John Hoal, associate professor and chair of urban design, and Derek Hoeferlin, assistant professor, are co-principal investigators for "Climate Adaption Performance Model for Fluvial Zones along the Mississippi, Missouri and Illinois Rivers in the Midwest," which has received an award of $26,600 from I-CARES. The majority of the funding will support research assistants—among them MArch student Tiffin Thompson—during the 12-month grant timeframe.

The research project is an extension of work they initiated for MISI-ZIIBI: Living with the Great Rivers, a series of multi-disciplinary workshops investigating spatial design strategies and scenarios through the studying of innovative, integrated approaches for climate adaptation in various fluvial zones along these three rivers.

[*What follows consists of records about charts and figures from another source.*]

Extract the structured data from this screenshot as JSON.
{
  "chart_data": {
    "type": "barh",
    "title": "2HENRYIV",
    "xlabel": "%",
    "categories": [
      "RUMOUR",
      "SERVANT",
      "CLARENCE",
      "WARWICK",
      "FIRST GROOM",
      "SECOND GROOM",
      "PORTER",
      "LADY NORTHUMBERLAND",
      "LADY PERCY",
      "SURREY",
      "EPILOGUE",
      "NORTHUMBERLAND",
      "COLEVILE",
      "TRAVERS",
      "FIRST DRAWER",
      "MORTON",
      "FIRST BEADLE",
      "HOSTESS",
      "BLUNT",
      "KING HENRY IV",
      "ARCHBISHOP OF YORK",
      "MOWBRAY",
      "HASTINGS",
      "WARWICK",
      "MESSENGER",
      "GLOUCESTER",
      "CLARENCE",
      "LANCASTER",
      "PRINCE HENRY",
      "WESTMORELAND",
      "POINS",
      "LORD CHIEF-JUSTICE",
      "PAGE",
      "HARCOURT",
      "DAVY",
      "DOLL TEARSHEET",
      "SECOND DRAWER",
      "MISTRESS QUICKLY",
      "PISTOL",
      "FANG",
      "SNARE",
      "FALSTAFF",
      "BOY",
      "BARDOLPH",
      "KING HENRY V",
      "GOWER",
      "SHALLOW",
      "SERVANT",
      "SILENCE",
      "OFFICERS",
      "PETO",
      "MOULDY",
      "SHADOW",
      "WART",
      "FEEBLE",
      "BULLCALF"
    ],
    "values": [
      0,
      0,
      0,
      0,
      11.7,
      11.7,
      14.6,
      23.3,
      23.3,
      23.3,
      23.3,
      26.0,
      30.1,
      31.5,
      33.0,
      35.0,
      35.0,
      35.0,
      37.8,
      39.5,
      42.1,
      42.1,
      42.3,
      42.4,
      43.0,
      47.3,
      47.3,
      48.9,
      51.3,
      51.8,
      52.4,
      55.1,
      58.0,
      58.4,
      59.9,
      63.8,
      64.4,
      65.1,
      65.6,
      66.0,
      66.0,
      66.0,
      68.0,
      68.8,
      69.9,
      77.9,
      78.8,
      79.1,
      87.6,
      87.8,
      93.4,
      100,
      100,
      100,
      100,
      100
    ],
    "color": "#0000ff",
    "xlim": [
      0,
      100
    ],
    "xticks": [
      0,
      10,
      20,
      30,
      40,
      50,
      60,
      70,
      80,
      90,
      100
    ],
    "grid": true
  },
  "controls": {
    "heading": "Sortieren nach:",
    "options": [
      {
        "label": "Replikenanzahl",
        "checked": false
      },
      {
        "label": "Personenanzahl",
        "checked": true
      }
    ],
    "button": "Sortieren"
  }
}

For the I-CARES funded project, Hoal and Hoeferlin are looking to develop a Climate Adaptation Performance Model (CAPM) to be the framework for future multidisciplinary MISI-ZIIBI workshops that will continue collaborations with partners such as The Royal Netherlands Embassy in Washington D.C., American Rivers, Earth Economics, the US Army Corps of Engineers, and local stakeholders.

"The CAPM is a crucial and instrumental intermediate benchmark in setting the long-term research methodology for a new design paradigm for how we live more sustainably within fluvial zones along the great rivers," they noted in their proposal.